One, or both of them, decided that divorce was the only answer to the problems that they were having so my father moved out of our home. They had three children, 2 daughters, 8 and 5, and a 6-year-old son. I was the oldest daughter. I was being prepared for another operation and pop wanted to stay in the area until that was over. He rented an apartment in a neighboring city.

Pop drove a big, black motorcycle, a Harley. He would often come over and take us out with him on the back of that beautiful machine. I loved those times when I could ride behind him and feel the wind whip through my hair. But I was still confined to bed when my father pulled up and suggested that my brother take a ride with him. And what a ride it was. My father took my brother and drove straight through California and Oregon. He didn’t stop until he reached his sister’s house in Washington. My father kidnapped his son!

My quiet, loving, father had done something that is hard for people that knew him to believe. In fact, my son is intrigued with this story purely on the basis of it being so ’out of character for grandpa’.

My mother was frantic. She had to find a way to get her child back.

“Oh, Sandy, I did something so terrible. Please don’t ever tell your father that you know this.”

She packed her bag and took the plane to Washington. She tried to call my aunt’s house, but no one would take her phone call. So she hired a cab to take her to the house. She told the cab driver the whole sad story; here again you would have to have known my mother and the impact she had on men. The cab driver was so impressed with her that he refused to let her go up to the house. He went himself. He told my aunt that he had Mrs. Whipple in the cab and that she was staying at such and such hotel and Mr.Whipple better go talk to her or he would personally come back and beat the hell out of him.

“You tell Mr.Whipple that I WILL check back to see if he showed up. If he didn’t I’ll be back here tomorrow to see him.”

My father showed up.

“I used sex, Sandy. I used sex to get your father to promise to bring Tom to see me the next day. I’m ashamed of myself now, but I would have done anything to get your brother back.”

And that was the guilty ’secret’ that my mother had hidden all those years.

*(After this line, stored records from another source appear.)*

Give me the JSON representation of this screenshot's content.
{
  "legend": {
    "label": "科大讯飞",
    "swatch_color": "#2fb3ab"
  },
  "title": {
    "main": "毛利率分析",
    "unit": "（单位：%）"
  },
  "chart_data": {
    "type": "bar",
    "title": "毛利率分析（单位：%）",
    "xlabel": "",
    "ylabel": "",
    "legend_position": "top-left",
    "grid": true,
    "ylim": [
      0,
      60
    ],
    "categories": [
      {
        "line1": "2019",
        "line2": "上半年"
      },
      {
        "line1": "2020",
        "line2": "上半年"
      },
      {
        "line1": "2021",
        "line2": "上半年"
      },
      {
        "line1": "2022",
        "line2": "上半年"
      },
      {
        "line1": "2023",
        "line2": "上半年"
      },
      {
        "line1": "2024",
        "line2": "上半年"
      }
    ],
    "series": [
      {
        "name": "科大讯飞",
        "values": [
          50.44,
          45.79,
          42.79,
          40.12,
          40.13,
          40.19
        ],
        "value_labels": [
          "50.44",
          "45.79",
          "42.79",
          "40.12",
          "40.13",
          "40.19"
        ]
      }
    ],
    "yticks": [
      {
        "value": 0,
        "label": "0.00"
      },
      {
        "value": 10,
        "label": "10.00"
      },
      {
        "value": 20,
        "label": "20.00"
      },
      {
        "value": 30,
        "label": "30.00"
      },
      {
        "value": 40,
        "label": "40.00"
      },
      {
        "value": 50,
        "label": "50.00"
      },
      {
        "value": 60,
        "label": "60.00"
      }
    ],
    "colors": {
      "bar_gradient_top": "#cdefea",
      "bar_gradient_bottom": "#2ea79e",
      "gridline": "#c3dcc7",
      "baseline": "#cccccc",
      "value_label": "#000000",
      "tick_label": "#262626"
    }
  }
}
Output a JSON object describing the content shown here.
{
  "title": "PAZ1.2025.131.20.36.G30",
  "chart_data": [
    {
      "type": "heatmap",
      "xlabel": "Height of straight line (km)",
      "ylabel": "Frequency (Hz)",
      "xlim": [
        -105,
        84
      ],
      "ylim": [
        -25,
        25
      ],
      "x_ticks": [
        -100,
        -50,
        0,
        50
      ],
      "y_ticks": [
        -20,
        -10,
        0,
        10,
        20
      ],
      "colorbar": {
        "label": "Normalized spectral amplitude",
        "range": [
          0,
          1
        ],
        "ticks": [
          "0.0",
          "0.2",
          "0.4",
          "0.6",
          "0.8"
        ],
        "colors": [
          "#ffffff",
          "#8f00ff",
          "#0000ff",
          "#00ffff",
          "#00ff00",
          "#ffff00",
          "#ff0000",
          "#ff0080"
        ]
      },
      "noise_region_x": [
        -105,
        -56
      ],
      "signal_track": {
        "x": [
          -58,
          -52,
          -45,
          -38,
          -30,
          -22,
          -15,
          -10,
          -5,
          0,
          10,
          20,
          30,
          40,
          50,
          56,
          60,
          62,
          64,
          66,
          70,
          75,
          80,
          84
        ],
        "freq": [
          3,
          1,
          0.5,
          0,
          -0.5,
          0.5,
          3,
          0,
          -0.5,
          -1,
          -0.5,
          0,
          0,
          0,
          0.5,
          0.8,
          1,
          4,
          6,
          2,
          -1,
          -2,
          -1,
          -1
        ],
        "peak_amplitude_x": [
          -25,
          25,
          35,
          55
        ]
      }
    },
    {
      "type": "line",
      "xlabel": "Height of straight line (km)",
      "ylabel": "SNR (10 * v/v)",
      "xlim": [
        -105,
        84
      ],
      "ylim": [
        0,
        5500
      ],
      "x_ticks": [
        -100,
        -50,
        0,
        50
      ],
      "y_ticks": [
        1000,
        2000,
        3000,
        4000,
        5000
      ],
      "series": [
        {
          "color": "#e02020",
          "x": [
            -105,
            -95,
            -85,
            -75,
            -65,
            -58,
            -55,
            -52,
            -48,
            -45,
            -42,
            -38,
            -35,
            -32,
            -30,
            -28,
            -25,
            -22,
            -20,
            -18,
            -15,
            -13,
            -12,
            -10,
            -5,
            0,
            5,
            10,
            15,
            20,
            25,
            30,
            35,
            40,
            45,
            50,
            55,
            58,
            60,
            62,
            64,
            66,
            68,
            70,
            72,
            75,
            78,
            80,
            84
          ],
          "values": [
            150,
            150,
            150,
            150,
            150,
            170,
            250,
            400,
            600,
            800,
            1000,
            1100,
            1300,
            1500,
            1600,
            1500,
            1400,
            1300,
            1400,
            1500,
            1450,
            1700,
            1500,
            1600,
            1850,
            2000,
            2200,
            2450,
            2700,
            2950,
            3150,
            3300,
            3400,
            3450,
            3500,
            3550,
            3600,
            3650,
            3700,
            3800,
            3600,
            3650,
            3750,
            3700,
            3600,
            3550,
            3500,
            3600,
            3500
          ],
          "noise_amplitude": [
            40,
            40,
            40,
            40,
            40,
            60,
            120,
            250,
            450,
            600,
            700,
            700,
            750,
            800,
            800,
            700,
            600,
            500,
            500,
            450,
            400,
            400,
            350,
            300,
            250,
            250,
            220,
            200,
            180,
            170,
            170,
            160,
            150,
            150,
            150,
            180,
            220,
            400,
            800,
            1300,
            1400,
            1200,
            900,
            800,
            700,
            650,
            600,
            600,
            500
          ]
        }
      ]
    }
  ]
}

When I started laughing my mother looked at me like I had violated her trust in me.

“I’m sorry mom, but isn’t that the reason that the two of you realized that you were still in love. Isn’t that the reason the love letters flowed back and forth until he saved the money to come home? Isn’t that the reason that the two of you became so close that all your friends are envious of your relationship? Isn’t that the reason that you two ignore that unhappy year? Because you set your hurt aside and had sex with YOUR HUSBAND you saved your family.”

“But that wasn’t my intent. I intended to use sex to manipulate him. Don’t you understandthat?”

“Yes, mom. I understand, but what YOU don’t understand is I would have had sex with the hotel owner, the cab driver, and any one else in the vicinity to get MY son back.”

“Oh my God and I thought I raised you to be a lady!”

“Oh, I would have done it in a lady like manner.”

Then we both laughed.

I love the memory of that conversation.